为了估计潜在的因果关系,我们使用广义基于汇总数据的 Mendelian 随机化(GSMR)对多单核苷酸多态性(SNP)Mendelian 随机化(MR)进行了分析。利用五个 GWAS(智力、SCZ 与对照[CON]、BD 与 CON、SCZ+BD 与 CON 以及 SCZ 与 BD;样本量高达 269867)的汇总数据集进行了分析。

结果

观察到 SCZ 和 BD 风险之间存在强烈的双向关联(比值比;ORSCZ→BD=1.47,p=2.89×10-41,ORBD→SCZ=1.44,p=1.85×10-52)。低智力与 SCZ 高风险呈双向相关,智力对 SCZ 风险的影响更强(OR 低智力→SCZ=1.62,p=3.23×10-14),而反之则较弱(ORSCZ→低智力=1.06,p=3.70×10-23)。
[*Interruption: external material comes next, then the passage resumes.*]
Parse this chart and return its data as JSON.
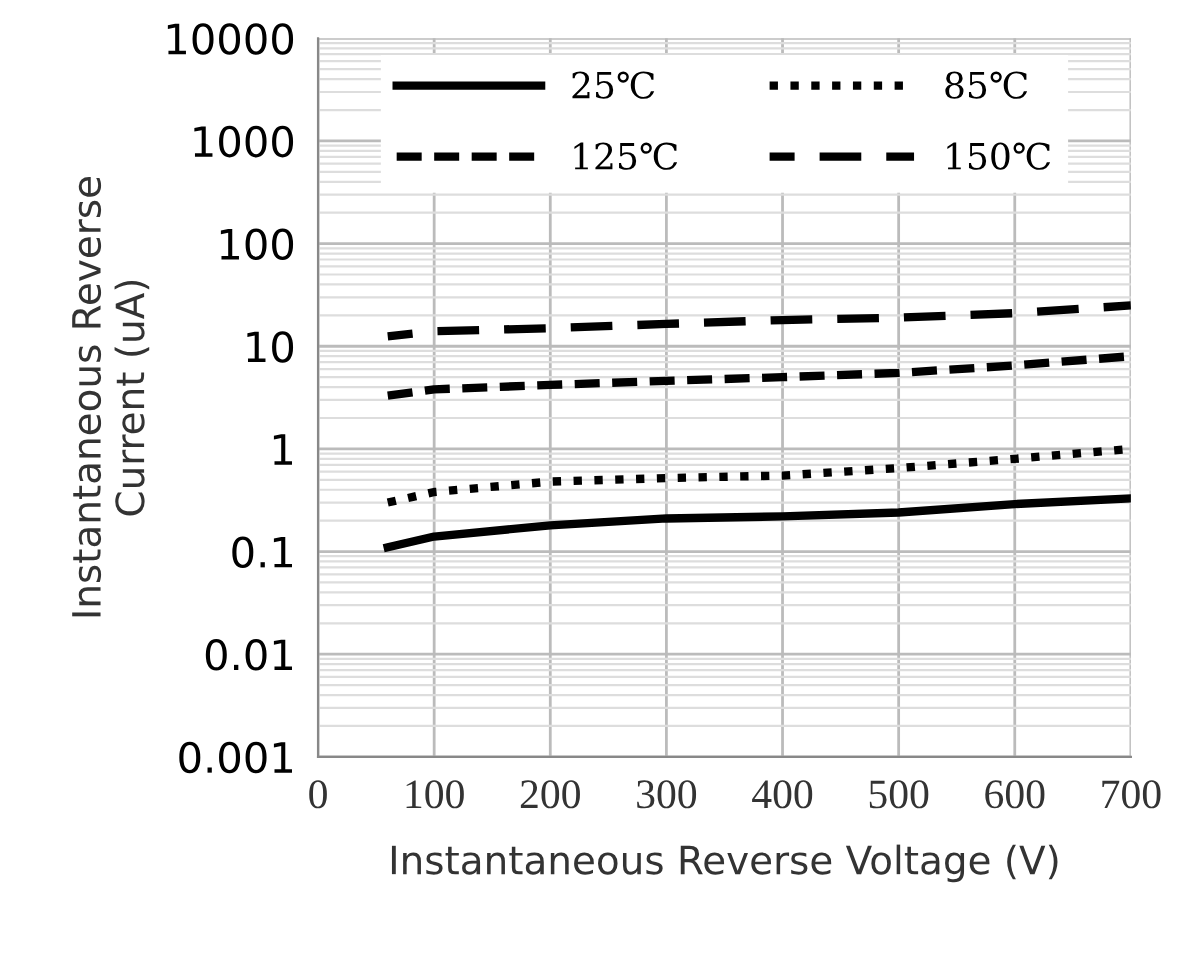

此外,低智力会影响 SCZ 和 BD 之间的共享风险(OR 低智力→SCZ+BD=1.23,p=3.41×10-5)和 SCZ 特异性风险(OR 低智力→SCZvsBD=1.64,p=9.72×10-10);共享风险(ORSCZ+BD→低智力=1.04,p=3.09×10-14)而不是 SCZ 特异性风险(ORSCZvsBD→低智力=1.00,p=0.88)对低智力的影响较弱。相反,智力与 BD 风险之间没有显著的因果关系(p>0.05)。

结论

这些发现支持观察性研究,表明 SCZ 患者在发病前智力受损和智力下降。此外,SCZ 和 BD 之间的共同因素可能导致发病前智力受损和智力下降,但 SCZ 特异性因素可能受到发病前智力受损的影响。我们建议将具有这些遗传因素的患者归类为具有认知障碍的 SCZ 或 BD 亚型。